A 'non-resident owner' is anyone who has an agreement to let or own the property for at least six months but does not live in the property. In the hierarchy of responsibility, they always fall below people who are resident in the property, even squatters.
This can either be the owner (the landlord) or someone they lease the property to (the tenant) who has moved out. Crucially, in the hierarchy, someone who controls the property for a shorter period of time takes precedence over someone with an interest for a longer period of time.
So for example, a landlord has a 99-year lease on the property and a tenant has a six-month tenancy agreement. These both confer an interest on the property for their respective time periods (99 years and six months). While the tenant is resident they are responsible for the council tax. In addition to this, if the tenant chooses to move out they would still be higher in the hierarchy of liability for council tax than the landlord because their tenancy is shorter.
My tenant has left the property without providing notice on a periodic tenancy. Are they liable for council tax?
This will depend on the nature of the agreement provided. In the case of Broadley v Leeds City Council the courts decisions was clear that:
- A statutory periodic tenancy is a new tenancy that is created after the original fixed term. As a result, the tenant's interest in the property has started again and was not for a minimum of six-months. This means that if there are no residents in the property the landlord is liable for the council tax.
- A contractual periodic tenancy that states the agreement will continue periodically is part of the original tenancy agreement. As a result, if the original fixed term was for at least six-months, the tenant will be liable for the council tax until they bring their agreement to an end, even if they have left the property.

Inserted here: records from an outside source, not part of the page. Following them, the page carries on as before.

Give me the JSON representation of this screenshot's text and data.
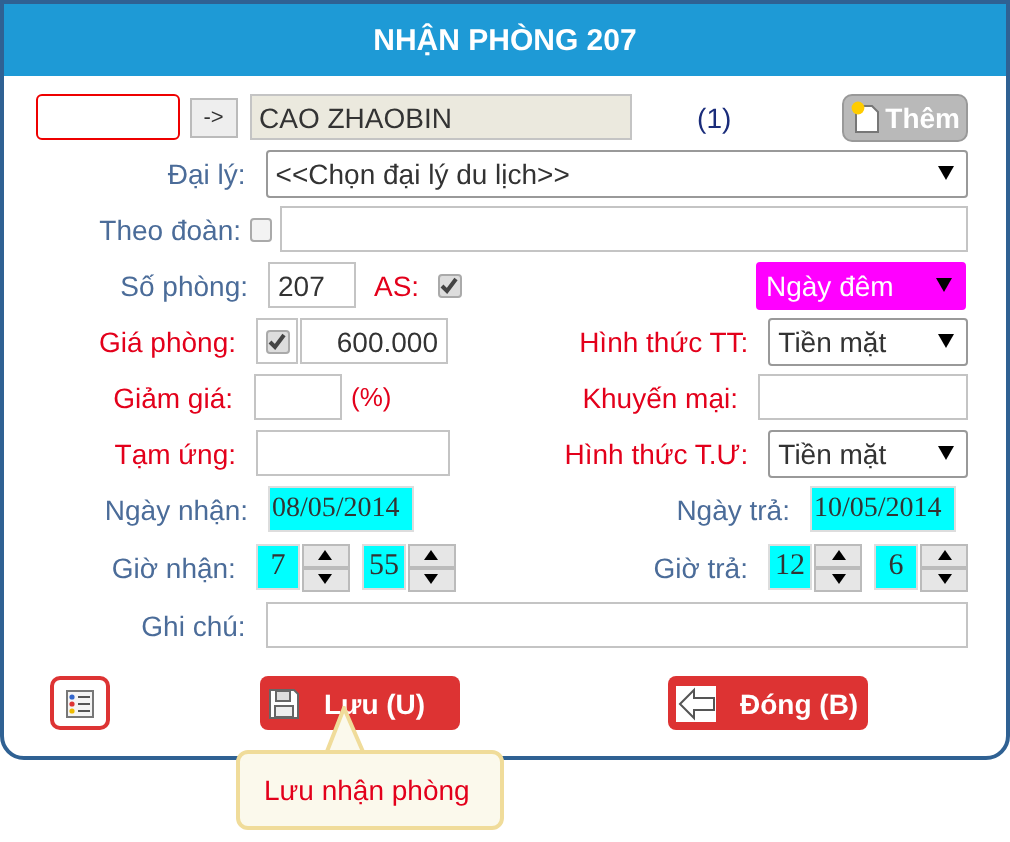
{
  "dialog": {
    "title": "NHẬN PHÒNG 207"
  },
  "guest": {
    "lookup_button": "->",
    "name": "CAO ZHAOBIN",
    "count": "(1)",
    "add_button": "Thêm"
  },
  "agency": {
    "label": "Đại lý:",
    "emphasis": false,
    "value": "<<Chọn đại lý du lịch>>"
  },
  "group": {
    "label": "Theo đoàn:",
    "emphasis": false,
    "checked": false
  },
  "room": {
    "label": "Số phòng:",
    "emphasis": false,
    "value": "207",
    "as_label": "AS:",
    "as_checked": true,
    "rate_type": "Ngày đêm"
  },
  "price": {
    "label": "Giá phòng:",
    "emphasis": true,
    "checked": true,
    "value": "600.000"
  },
  "payment": {
    "label": "Hình thức TT:",
    "emphasis": true,
    "value": "Tiền mặt"
  },
  "discount": {
    "label": "Giảm giá:",
    "emphasis": true,
    "unit": "(%)"
  },
  "promotion": {
    "label": "Khuyến mại:",
    "emphasis": true
  },
  "advance": {
    "label": "Tạm ứng:",
    "emphasis": true
  },
  "advance_method": {
    "label": "Hình thức T.Ư:",
    "emphasis": true,
    "value": "Tiền mặt"
  },
  "checkin_date": {
    "label": "Ngày nhận:",
    "emphasis": false,
    "value": "08/05/2014"
  },
  "checkout_date": {
    "label": "Ngày trả:",
    "emphasis": false,
    "value": "10/05/2014"
  },
  "checkin_time": {
    "label": "Giờ nhận:",
    "emphasis": false,
    "hour": "7",
    "minute": "55"
  },
  "checkout_time": {
    "label": "Giờ trả:",
    "emphasis": false,
    "hour": "12",
    "minute": "6"
  },
  "note": {
    "label": "Ghi chú:",
    "emphasis": false
  },
  "buttons": [
    {
      "kind": "save",
      "label": "Lưu (U)"
    },
    {
      "kind": "close",
      "label": "Đóng (B)"
    }
  ],
  "tooltip": {
    "text": "Lưu nhận phòng"
  }
}
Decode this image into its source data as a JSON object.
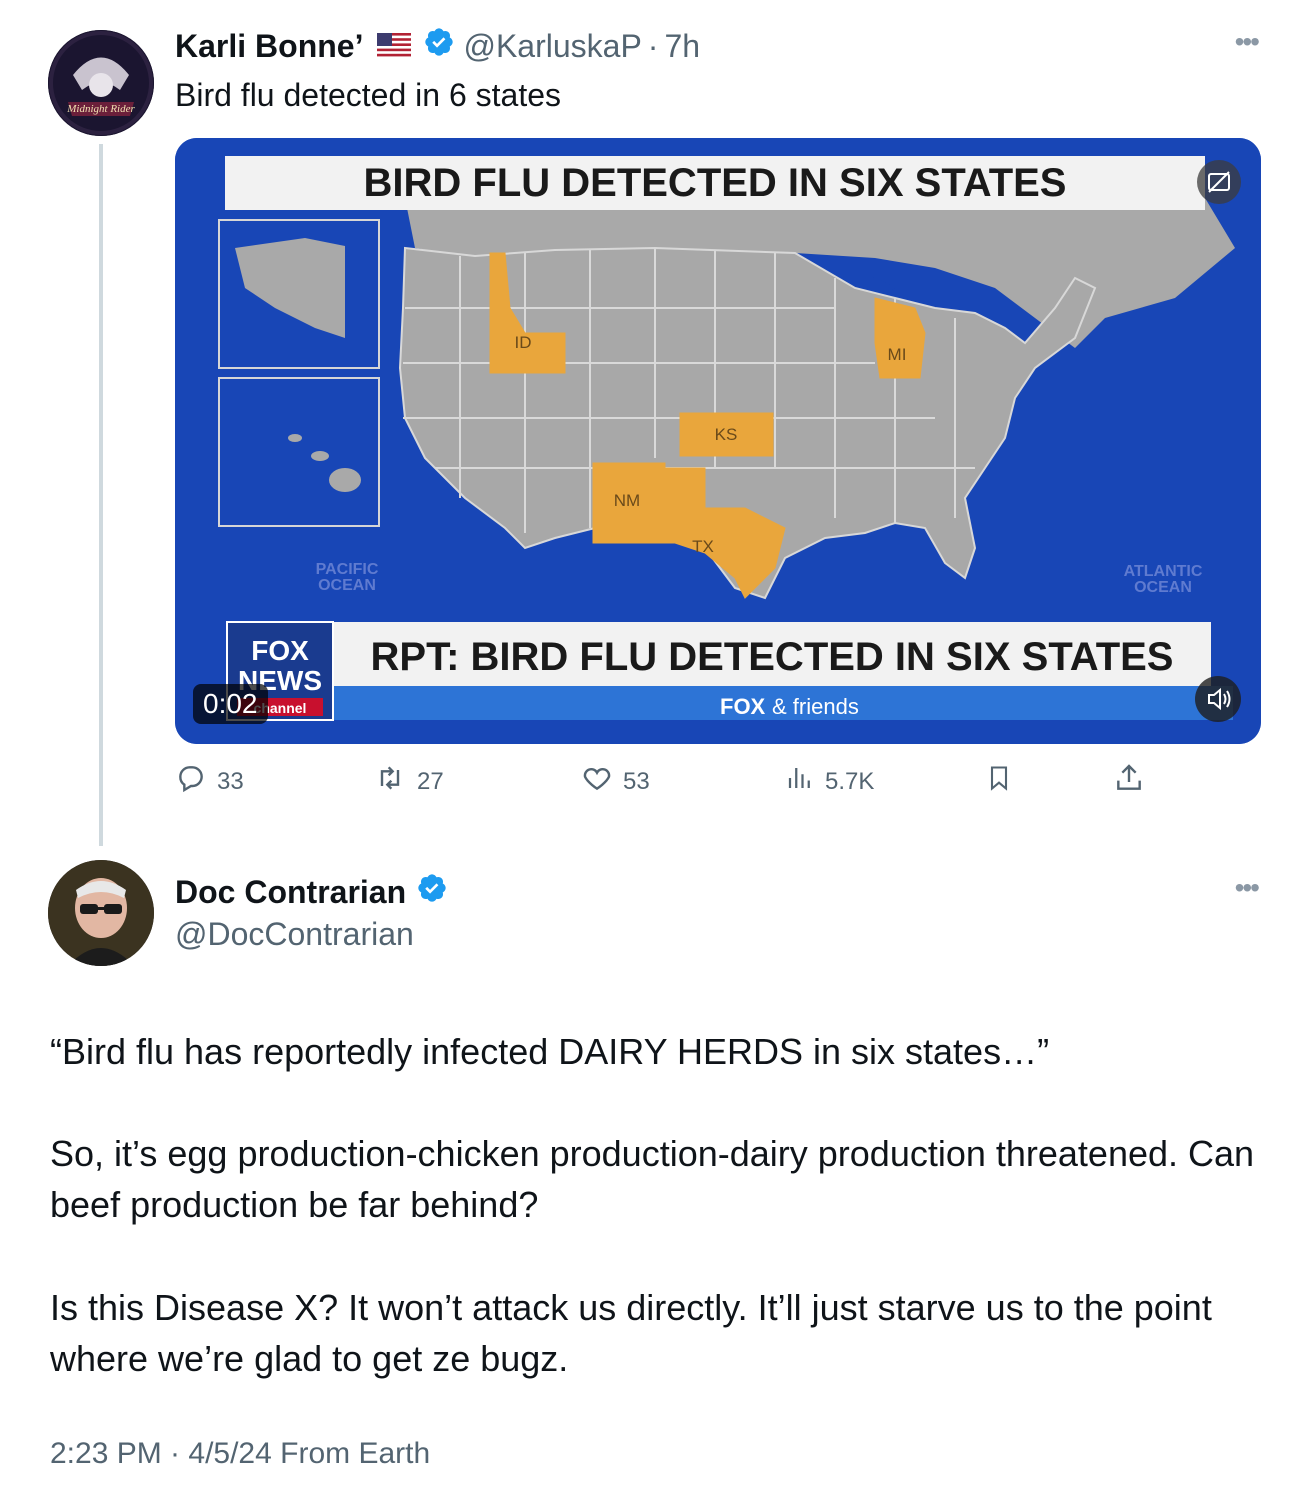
{
  "tweet1": {
    "author_name": "Karli Bonne’",
    "flag": "us-flag-icon",
    "handle": "@KarluskaP",
    "separator": "·",
    "time": "7h",
    "text": "Bird flu detected in 6 states",
    "video": {
      "headline_top": "BIRD FLU DETECTED IN SIX STATES",
      "headline_bottom": "RPT: BIRD FLU DETECTED IN SIX STATES",
      "network_logo_line1": "FOX",
      "network_logo_line2": "NEWS",
      "network_logo_line3": "channel",
      "show_name_part1": "FOX",
      "show_name_part2": "& friends",
      "ocean_left": "PACIFIC",
      "ocean_left2": "OCEAN",
      "ocean_right": "ATLANTIC",
      "ocean_right2": "OCEAN",
      "state_labels": [
        "ID",
        "KS",
        "NM",
        "TX",
        "MI"
      ],
      "elapsed": "0:02"
    },
    "stats": {
      "replies": "33",
      "reposts": "27",
      "likes": "53",
      "views": "5.7K"
    }
  },
  "tweet2": {
    "author_name": "Doc Contrarian",
    "handle": "@DocContrarian",
    "paragraph1": "“Bird flu has reportedly infected DAIRY HERDS in six states…”",
    "paragraph2": "So, it’s egg production-chicken production-dairy production threatened. Can beef production be far behind?",
    "paragraph3": "Is this Disease X? It won’t attack us directly. It’ll just starve us to the point where we’re glad to get ze bugz.",
    "footer": "2:23 PM · 4/5/24 From Earth"
  },
  "colors": {
    "accent": "#1d9bf0",
    "muted": "#536471",
    "highlight_state": "#e9a63c",
    "ocean": "#1846b6"
  }
}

The NRLA tenancy agreements create contractual periodic continuations at the end of the fixed term. This means if your tenant does move out without telling you, they will be liable for the council tax.
If I am liable for the council tax and the property is vacant, am I entitled to an exemption?
Before 2013 landlords of unfurnished vacant properties were entitled to a council tax exemption during void periods for refurbishing the property or where the property was vacant for less than six months and substantially unfurnished.
This automatic entitlement has now been revoked but local authorities have the discretion to give a discount of up to 100% for properties that are unoccupied. Landlords should check their local authority websites to see what discounts (if any) are available.
Student exemption from council tax
Where a property is entirely occupied by qualifying students then no council tax will be owed. This is the case even where the landlord would normally be liable for the council tax.
However, this exemption only lasts as long as all the tenants qualify as students. To do this studies must:
- be at least one full year of tuition, study or work experience at a recognised institution
- involve at least 21 hours study per week for at least 24 weeks in the academic or calendar year
Those studying A-Levels can also qualify if they are under 20 and their studies are at least three months long for at least twelve hours a week.
Once anybody in the property is no longer a qualifying student then liability for council tax will be owed.